Beads

 

The craft of making beads from different material is ancient and a large number of beads have been found from various sites belonging to the Indus valley civilization. The craftsmen of this civilization made beads out of wood, gold, silver, copper, clay and ivory. The discovery of a hoard of finished and semi-finished beads from various sites, during excavations, reveal that bead making was a popular form of industry at that time.

The Mughal rulers were great patrons of jewelry making. Bead necklaces of all sizes and shapes, made up of precious and semi-precious stones were a commonplace during the Mughal era.

Bead making got an impetus during the arrival of the Europeans to India, who demanded large amounts of transparent and semi-transparent beads. The British took beads made of semi precious stones from India during the 19th century.

The contemporary bead making craft tradition of India is vast and varied:

Beads are not only used for making necklaces and amulets etc but are also used in embroidery. The process of making beads is simple but time consuming. The material out of which beads are to be made is firstly chiseled to obtain a desired shape and size. Then a hole is drilled into the material, so that a string passes through it, to facilitate stringing of a number of beads together. However beads made from glass are created during the process of glass blowing itself.

 

India has the largest production base for glass beads. Banaras is the main center for the production of glass beads and is known for beads made from fused glass rods, while Purdilpur is famous for its black glass beads. Beads from Banaras are exported in large quantities.

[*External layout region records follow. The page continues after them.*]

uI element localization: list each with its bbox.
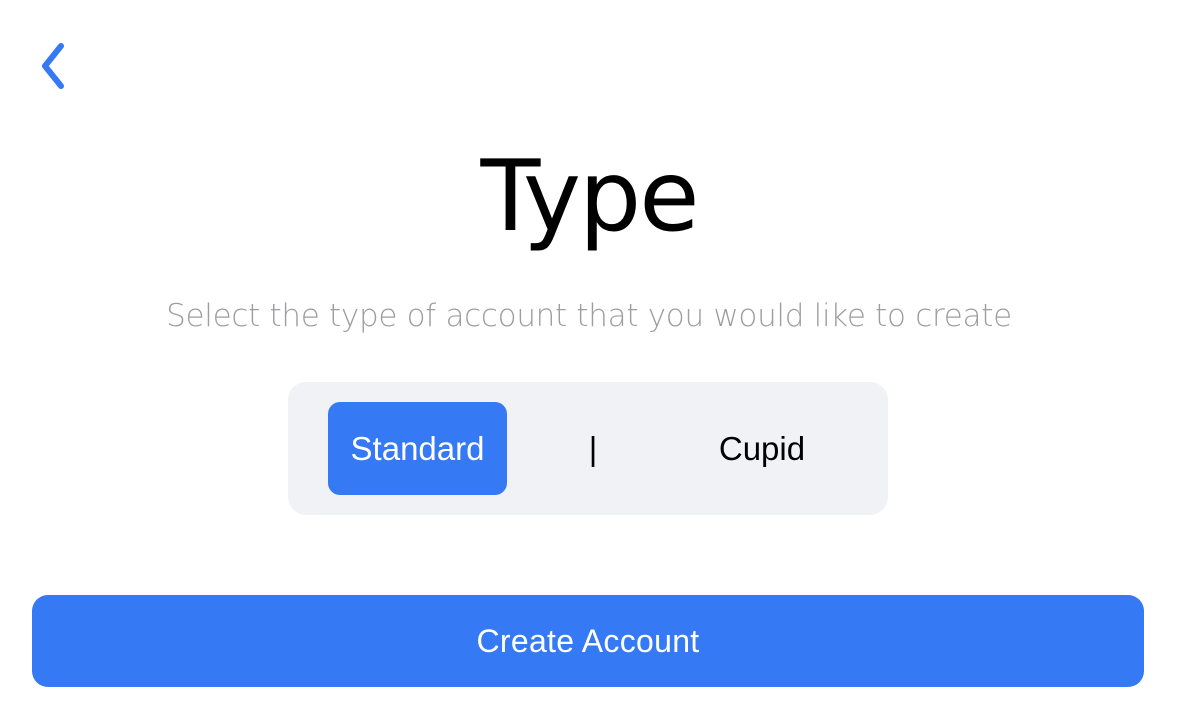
create-account-button[interactable]: Create Account (32, 595, 1144, 687)
back-button[interactable] (28, 36, 76, 96)
segment-cupid[interactable]: Cupid (676, 402, 848, 495)
segment-standard[interactable]: Standard (328, 402, 507, 495)
segment-separator: | (588, 429, 598, 467)
account-type-selector: Standard | Cupid (288, 382, 888, 515)
chevron-left-icon (35, 38, 69, 94)
page-title: Type (480, 140, 699, 254)
page-subtitle: Select the type of account that you woul… (166, 298, 1012, 334)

Mathura is also popular for its production of lovely glass and wooden beads, which are strung together in various combinations in Rudraksh necklaces (necklaces used in ceremonies to praise Lord Shiva, made with a type of dried seeds). Ferozabad produces fragile and lightweight glass beads.

Indian craftsmen have known the making of silver beads since ancient times. Karnal is known for hollow beads made out of silver. These days beads made out sterling silver is gaining popularity.

Mizoram is known for necklaces and amulets made out of amber beads. The beads used are quiet thick and heavy.

Fancy glass beads, colored glass beads and crafted metal beads are now becoming a part of the jewelry worn by urban women in India. Beads made from semi-precious stones continue to be popular in India. Beads come in an assortment of shapes and colors and at times they are carved also.